Dados de um relatório publicado pela organização não governamental inglesa NAT (National AIDS Trust, em inglês), escancaram a inequidade no acesso à prevenção e ao tratamento de HIV entre imigrantes no Reino Unido (que inclui Inglaterra, Escócia, País de Gales e Irlanda do Norte). O documento aponta diversas barreiras para essa população, por exemplo, políticas de hostilidade contra imigrantes irregulares, falta de informação sobre o serviço de saúde e dificuldades com idioma.

Outro exemplo da inequidade relacionada à prevenção ao HIV ocorre em Portugal. De acordo com o mais recente boletim epidemiológico, em 2019 gays e HSH representaram 56,7% dos casos de HIV. Latino-americanos contabilizaram 83,7% dos novos diagnósticos de HIV entre HSH imigrantes. Na Inglaterra, não existem dados referentes a latino-americanos. Porém, nesses dois países – Inglaterra e Portugal – estudos mostram que imigrantes excluídos dos serviços públicos de saúde negociam o acesso a consultas e tratamentos por meio de uma variedade de estratégias, como utilizando serviços privados ou buscando atendimento em outros paises. No entanto, não se sabe quais estratégias são aplicadas para superar as dificuldades de acesso especificamente à PrEP.

Nos próximos três/quatro anos, minha pesquisa na KCL vai analisar como as políticas públicas de acesso à PrEP em Londres e Lisboa facilitam ou dificultam o uso desse método preventivo entre imigrantes brasileiros gays e HSH. Outro objetivo do estudo é entender como esses imigrantes tentam superar possíveis obstáculos para acessar a PrEP. Por exemplo, como eles se informam sobre direitos para utilizar a saúde pública.

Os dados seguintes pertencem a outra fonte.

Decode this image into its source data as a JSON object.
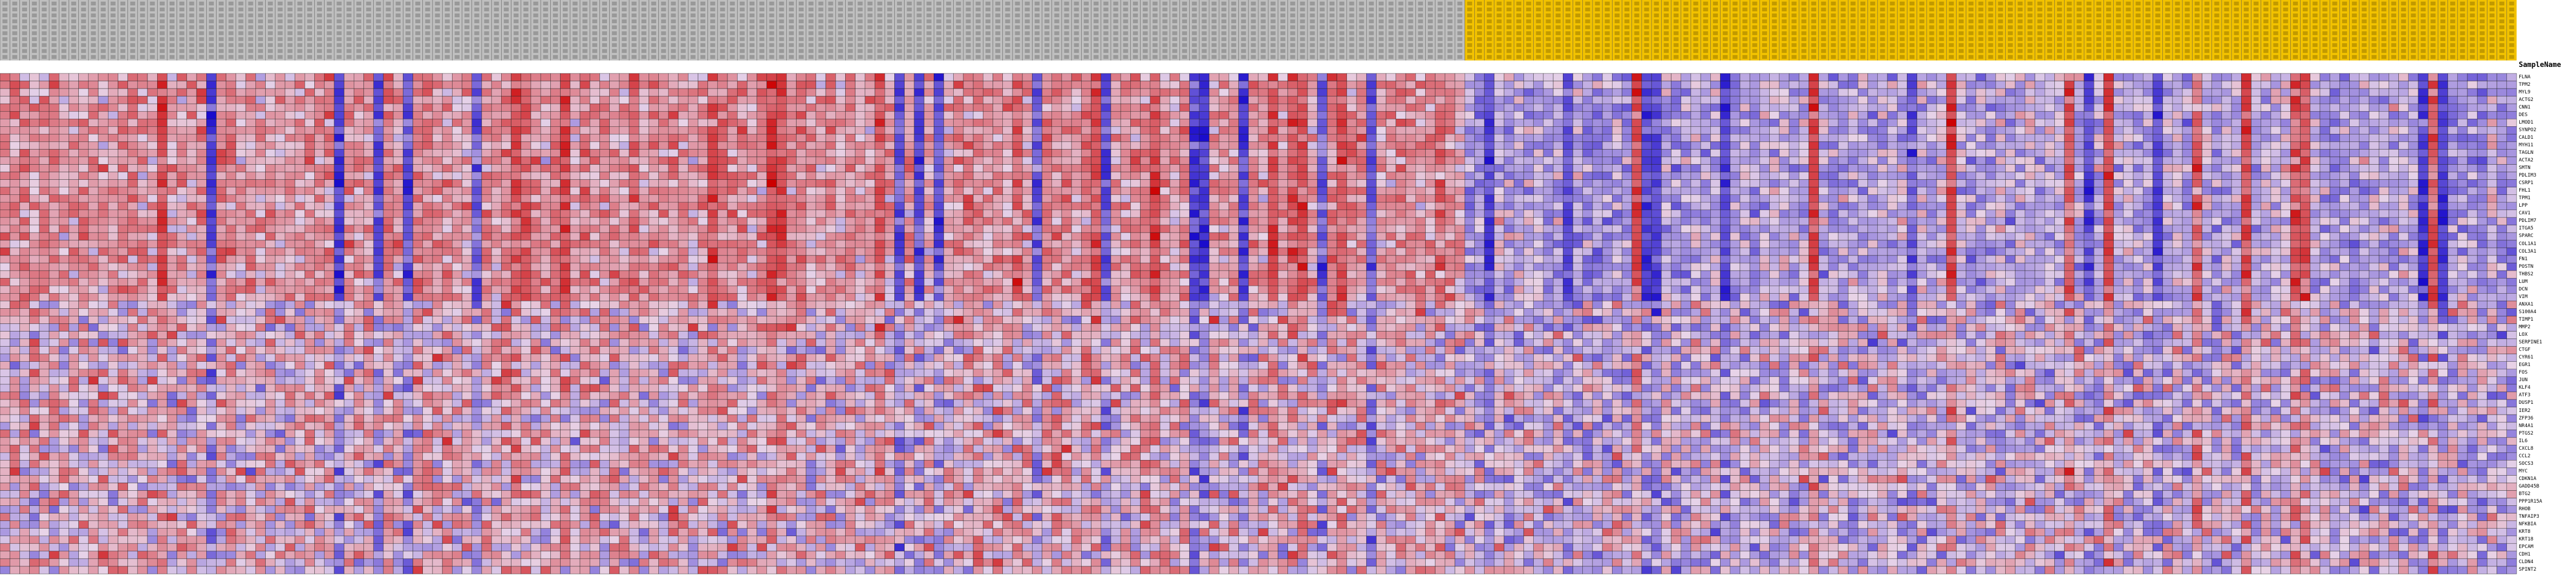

Essa pesquisa preenche lacunas de estudos em relação ao uso da PrEP entre populações vulneráveis. Estimativas extraoficiais indicam que até 300 mil imigrantes brasileiros vivem no Reino Unido, principalmente em Londres, e 300 mil em Portugal, concentrados majoritariamente na região de Lisboa. Parte desses imigrantes são imigrantes irregulares, o que pode limitar o acesso deles aos serviços públicos de saúde. Brasileiros imigrantes na Inglaterra e em Portugal atravessam outras duas vulnerabilidades: orientação sexual e etnia minoritária, uma vez que esses fatores estão associados a alta infecção pelo HIV nos dois países.

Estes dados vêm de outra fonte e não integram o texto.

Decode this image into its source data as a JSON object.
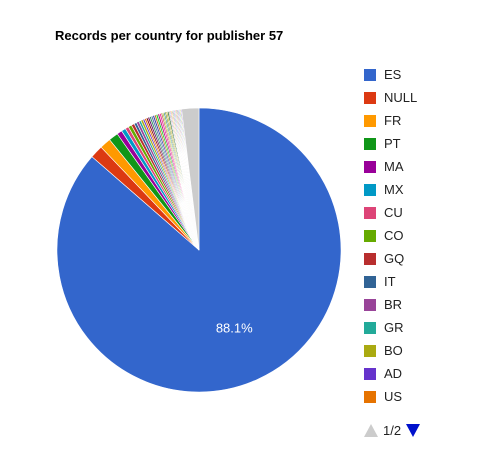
{
  "chart_data": {
    "type": "pie",
    "title": "Records per country for publisher 57",
    "series": [
      {
        "label": "ES",
        "value": 88.1,
        "color": "#3366cc"
      },
      {
        "label": "NULL",
        "value": 1.5,
        "color": "#dc3912"
      },
      {
        "label": "FR",
        "value": 1.3,
        "color": "#ff9900"
      },
      {
        "label": "PT",
        "value": 1.1,
        "color": "#109618"
      },
      {
        "label": "MA",
        "value": 0.6,
        "color": "#990099"
      },
      {
        "label": "MX",
        "value": 0.5,
        "color": "#0099c6"
      },
      {
        "label": "CU",
        "value": 0.4,
        "color": "#dd4477"
      },
      {
        "label": "CO",
        "value": 0.4,
        "color": "#66aa00"
      },
      {
        "label": "GQ",
        "value": 0.35,
        "color": "#b82e2e"
      },
      {
        "label": "IT",
        "value": 0.3,
        "color": "#316395"
      },
      {
        "label": "BR",
        "value": 0.3,
        "color": "#994499"
      },
      {
        "label": "GR",
        "value": 0.25,
        "color": "#22aa99"
      },
      {
        "label": "BO",
        "value": 0.25,
        "color": "#aaaa11"
      },
      {
        "label": "AD",
        "value": 0.2,
        "color": "#6633cc"
      },
      {
        "label": "US",
        "value": 0.2,
        "color": "#e67300"
      },
      {
        "label": "",
        "value": 0.2,
        "color": "#8b0707"
      },
      {
        "label": "",
        "value": 0.2,
        "color": "#651067"
      },
      {
        "label": "",
        "value": 0.2,
        "color": "#329262"
      },
      {
        "label": "",
        "value": 0.2,
        "color": "#5574a6"
      },
      {
        "label": "",
        "value": 0.2,
        "color": "#3b3eac"
      },
      {
        "label": "",
        "value": 0.2,
        "color": "#b77322"
      },
      {
        "label": "",
        "value": 0.2,
        "color": "#16d620"
      },
      {
        "label": "",
        "value": 0.2,
        "color": "#b91383"
      },
      {
        "label": "",
        "value": 0.2,
        "color": "#f4359e"
      },
      {
        "label": "",
        "value": 0.15,
        "color": "#9c5935"
      },
      {
        "label": "",
        "value": 0.15,
        "color": "#a9c413"
      },
      {
        "label": "",
        "value": 0.15,
        "color": "#2a778d"
      },
      {
        "label": "",
        "value": 0.15,
        "color": "#668d1c"
      },
      {
        "label": "",
        "value": 0.15,
        "color": "#bea413"
      },
      {
        "label": "",
        "value": 0.15,
        "color": "#0c5922"
      },
      {
        "label": "",
        "value": 0.1,
        "color": "#743411"
      },
      {
        "label": "",
        "value": 0.1,
        "color": "#3366cc"
      },
      {
        "label": "",
        "value": 0.1,
        "color": "#dc3912"
      },
      {
        "label": "",
        "value": 0.1,
        "color": "#ff9900"
      },
      {
        "label": "",
        "value": 0.1,
        "color": "#109618"
      },
      {
        "label": "",
        "value": 0.1,
        "color": "#990099"
      },
      {
        "label": "",
        "value": 0.1,
        "color": "#0099c6"
      },
      {
        "label": "",
        "value": 0.1,
        "color": "#dd4477"
      },
      {
        "label": "",
        "value": 0.1,
        "color": "#66aa00"
      },
      {
        "label": "",
        "value": 0.1,
        "color": "#b82e2e"
      },
      {
        "label": "",
        "value": 0.1,
        "color": "#316395"
      },
      {
        "label": "",
        "value": 0.1,
        "color": "#994499"
      },
      {
        "label": "",
        "value": 0.1,
        "color": "#22aa99"
      },
      {
        "label": "",
        "value": 0.1,
        "color": "#aaaa11"
      },
      {
        "label": "",
        "value": 0.1,
        "color": "#6633cc"
      },
      {
        "label": "",
        "value": 2.0,
        "color": "#cccccc"
      }
    ],
    "slice_labels": [
      {
        "series_index": 0,
        "text": "88.1%"
      }
    ],
    "legend": {
      "position": "right",
      "visible_items": 15,
      "page": "1/2"
    },
    "slice_border_color": "#ffffff",
    "label_color": "#ffffff"
  }
}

Estudos transnacionais contribuem para novas percepções sociopolíticas em imigração e saúde, e também para identificar potenciais práticas e políticas que podem ser adaptadas de um país para outro. Como tanto Inglaterra quanto Portugal estão empenhados em acabar com novas infecções pelo HIV até 2030, é essencial combater as desigualdades no acesso à PrEP. O desafio de eliminar a transmissão do HIV é grande. Por isso, temos que utilizar estratégias considerando o contexto da globalização que, por um lado, facilita emergências transacionais de saúde pública, mas, por outro, pode oferecer novas perspectivas de como combatê-las.

Nessa mesma perspectiva, meu diálogo está sempre aberto com gestores, profissionais da saúde, ativistas, pessoas vivendo com HIV/aids, jornalistas e outros aliados no combate ao HIV.

* Fabio Serrato é jornalista, mestre em Comunicação Intercultural (University of Manchester), mestre em Saúde Global e Justiça Social (King’s College London) e doutorando em Geografia Humana (King’s College London).